I can see one step ahead.

One of the many things the Lord taught me this past year is that I must be honest with my emotions. I tend to stuff any emotion that cannot be defined as “JOY.” Honestly, I don’t know when or how I had gotten the mindset that I can’t be anything but “up” all the time.

My adult children have even told me that it is hard talking with me about ‘how I am doing’ because they know that I will choose my words to be ‘positive,’ making it hard for them to decipher how I am really doing.

Whenever I felt down, I would get busy with my thoughts or doing things around the house, just stuffing the sadness.

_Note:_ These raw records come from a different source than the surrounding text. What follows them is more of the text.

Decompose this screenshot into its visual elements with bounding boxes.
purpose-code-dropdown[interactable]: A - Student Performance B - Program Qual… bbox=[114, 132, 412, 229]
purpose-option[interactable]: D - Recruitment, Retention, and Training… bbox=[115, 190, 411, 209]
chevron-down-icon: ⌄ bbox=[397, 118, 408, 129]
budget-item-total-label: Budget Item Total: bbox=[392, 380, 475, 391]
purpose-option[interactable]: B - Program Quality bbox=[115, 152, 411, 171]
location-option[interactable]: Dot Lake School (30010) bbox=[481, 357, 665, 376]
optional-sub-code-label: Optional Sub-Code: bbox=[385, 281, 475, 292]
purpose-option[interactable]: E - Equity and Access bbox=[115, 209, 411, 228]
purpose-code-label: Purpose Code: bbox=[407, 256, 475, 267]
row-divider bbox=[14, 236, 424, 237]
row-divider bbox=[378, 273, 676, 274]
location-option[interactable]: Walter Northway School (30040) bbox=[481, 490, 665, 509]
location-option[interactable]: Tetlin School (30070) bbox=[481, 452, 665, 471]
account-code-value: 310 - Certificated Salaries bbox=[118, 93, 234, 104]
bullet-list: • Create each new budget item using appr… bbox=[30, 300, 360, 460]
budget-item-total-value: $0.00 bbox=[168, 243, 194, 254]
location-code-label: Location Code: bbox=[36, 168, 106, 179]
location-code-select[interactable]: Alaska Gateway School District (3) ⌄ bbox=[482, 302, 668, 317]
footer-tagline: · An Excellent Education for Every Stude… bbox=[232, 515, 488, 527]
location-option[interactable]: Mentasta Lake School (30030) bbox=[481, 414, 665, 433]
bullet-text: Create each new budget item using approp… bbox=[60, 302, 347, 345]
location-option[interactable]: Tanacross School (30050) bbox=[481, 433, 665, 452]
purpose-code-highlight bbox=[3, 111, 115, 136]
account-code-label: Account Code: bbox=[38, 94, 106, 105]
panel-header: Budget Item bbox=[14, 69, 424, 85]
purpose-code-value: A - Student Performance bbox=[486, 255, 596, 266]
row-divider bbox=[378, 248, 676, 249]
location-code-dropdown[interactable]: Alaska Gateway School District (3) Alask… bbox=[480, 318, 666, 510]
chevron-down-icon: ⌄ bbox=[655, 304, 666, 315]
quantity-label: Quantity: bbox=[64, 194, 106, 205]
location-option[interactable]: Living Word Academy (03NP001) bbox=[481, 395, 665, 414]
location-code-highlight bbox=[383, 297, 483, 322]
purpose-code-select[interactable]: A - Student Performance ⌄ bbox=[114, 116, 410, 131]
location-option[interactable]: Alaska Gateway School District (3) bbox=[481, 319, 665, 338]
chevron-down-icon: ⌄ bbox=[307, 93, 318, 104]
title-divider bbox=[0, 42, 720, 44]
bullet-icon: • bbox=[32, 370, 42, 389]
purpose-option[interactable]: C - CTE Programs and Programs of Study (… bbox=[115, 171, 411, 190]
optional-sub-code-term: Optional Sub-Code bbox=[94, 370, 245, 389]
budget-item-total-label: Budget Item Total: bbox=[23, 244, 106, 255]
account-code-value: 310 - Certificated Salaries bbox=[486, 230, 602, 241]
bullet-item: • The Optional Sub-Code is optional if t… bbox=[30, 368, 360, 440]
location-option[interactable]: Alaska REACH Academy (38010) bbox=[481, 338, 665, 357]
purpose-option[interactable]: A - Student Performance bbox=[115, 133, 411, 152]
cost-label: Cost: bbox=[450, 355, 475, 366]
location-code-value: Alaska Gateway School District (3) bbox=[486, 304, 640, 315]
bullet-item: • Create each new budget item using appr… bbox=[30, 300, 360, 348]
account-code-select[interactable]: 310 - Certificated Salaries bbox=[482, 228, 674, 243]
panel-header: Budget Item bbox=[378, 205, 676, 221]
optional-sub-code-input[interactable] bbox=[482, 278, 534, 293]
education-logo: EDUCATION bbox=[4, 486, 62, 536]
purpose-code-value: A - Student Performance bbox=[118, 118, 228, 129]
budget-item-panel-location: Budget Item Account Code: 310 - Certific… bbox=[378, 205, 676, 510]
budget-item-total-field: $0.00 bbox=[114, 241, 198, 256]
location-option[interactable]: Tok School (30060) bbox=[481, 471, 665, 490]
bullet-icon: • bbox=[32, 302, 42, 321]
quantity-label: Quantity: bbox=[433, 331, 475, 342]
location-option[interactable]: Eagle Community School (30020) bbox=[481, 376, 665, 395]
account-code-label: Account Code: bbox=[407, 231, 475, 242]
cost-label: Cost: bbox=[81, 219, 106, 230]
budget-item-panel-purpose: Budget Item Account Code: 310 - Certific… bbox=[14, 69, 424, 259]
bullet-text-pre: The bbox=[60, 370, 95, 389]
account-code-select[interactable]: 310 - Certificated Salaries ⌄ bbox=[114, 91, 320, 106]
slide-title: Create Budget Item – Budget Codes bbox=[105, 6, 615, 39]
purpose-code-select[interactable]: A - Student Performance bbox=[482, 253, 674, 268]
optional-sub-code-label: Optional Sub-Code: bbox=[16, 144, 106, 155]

I have spiritualized this habit by telling the Lord: “I give it to you. And, It is all good.”

And I have done this for years.

It wasn’t until last year that I learned I hadn’t given him anything. All I handed him were empty phrases. All the while, I was stuffing the heaviness I felt inside instead of looking for truth in my darkness.

And this process has been a trap that the enemy has used on me for years!!

It is hard to admit that my emotions have been heavy and down. I try watching programs or conferences on our smart TV, but even that has become challenging with my impaired vision.

Sitting about three feet in front of the screen, I can see the points the speaker is teaching. But I have to move up closer so I can see to take notes. After several hours, my vision is so blurry that I have to close my eyes.

Being outside last summer was very therapeutic for me as I went through chemo treatments. Either walking or biking, my soul was revitalized as the sun shined on my face.

It’s cloudy and cold, but I layered up and walked yesterday. I had to leave the house, which helped even though it was cold.

Today, I found myself struggling again as I went about doing chores. My vision was blurry, and I even started to get a headache. But I kept pushing myself to do something while telling myself to quit feeling sorry for myself; my eyesight would improve.

I then layered myself in my winter clothing and went outside for a walk. Everything looked blurry and gray, with the snow blowing and the clouds hiding the sun. Not seeing more than half a block ahead, I kept walking. I told myself at least I could see one step ahead; that’s all I needed. Even though it was my neighborhood, I felt alone and out of my environment.

I know this doesn’t make sense, but my clouded vision has made me feel like I am in the twilight zone.

Walking along, I started to share with God how I was feeling, and with each step I took in the snow-covered sidewalks, I walked farther and farther away from the house. Realizing that my coat was becoming wet from the snow and the cold on my face, I thought I’d better turn around and head back.

Walking back, I noticed my steps, and even though I knew my way home, seeing my steps in the snow comforted me. I knew I wasn’t alone, but I felt alone.

Upon returning to the house, I noted that I could see more clearly and thought I would write in my journal. But I was drawn to my guitar in the corner of my office. I picked it up and started to play. I don’t know how to play, but I just put my fingers on my left hand on a few strings and strummed with my right. With my eyes closed, I kept strumming, and with the strings’ vibration, I found a nice rhythm and sang a song to the Lord.

While singing, I could see myself walking alone in a desert. I could see the many steps I had taken, but then the wind blew over them, and they were no more. How would I find my way back? I thought, but I kept walking.

And that’s when I heard, Georgia, I am not leading into the wilderness so you can find your way back where you were. I am leading you through to the other side of the wilderness to something new.

Even though I was alone in this visual I had, I knew the Lord was with me. And walking down the lonely, cold, snow-covered sidewalk, HE was with me then.

I thought about when Jesus was led into the wilderness.

Didn’t he ‘return’ from where he left, the Jordan River? I don’t know why I had always imagined Jesus leaving the banks of the river to wander out in the wilderness only to return. But maybe he didn’t; maybe he ended up somewhere new. He did start his ministry in Galilee

At first, seeing my footprints covered by the wind in the visual made me feel vulnerable and lost. But now, after hearing that HE was leading me through this dry place to something new, I feel at peace. Like, I am going to be okay.

I don’t know where God is leading me, but I believe this journey is to equip me for something on the other side.

If you experience a wilderness-type journey, I am writing to encourage you. We may not see this new place and maybe even feel vulnerable, but we can walk with peace (The Prince of Peace). And we must remember, we are not forgotten, we are not unseen, and though it doesn’t look like it, GOD is leading us to something new.  

And now my vision is blurred once again.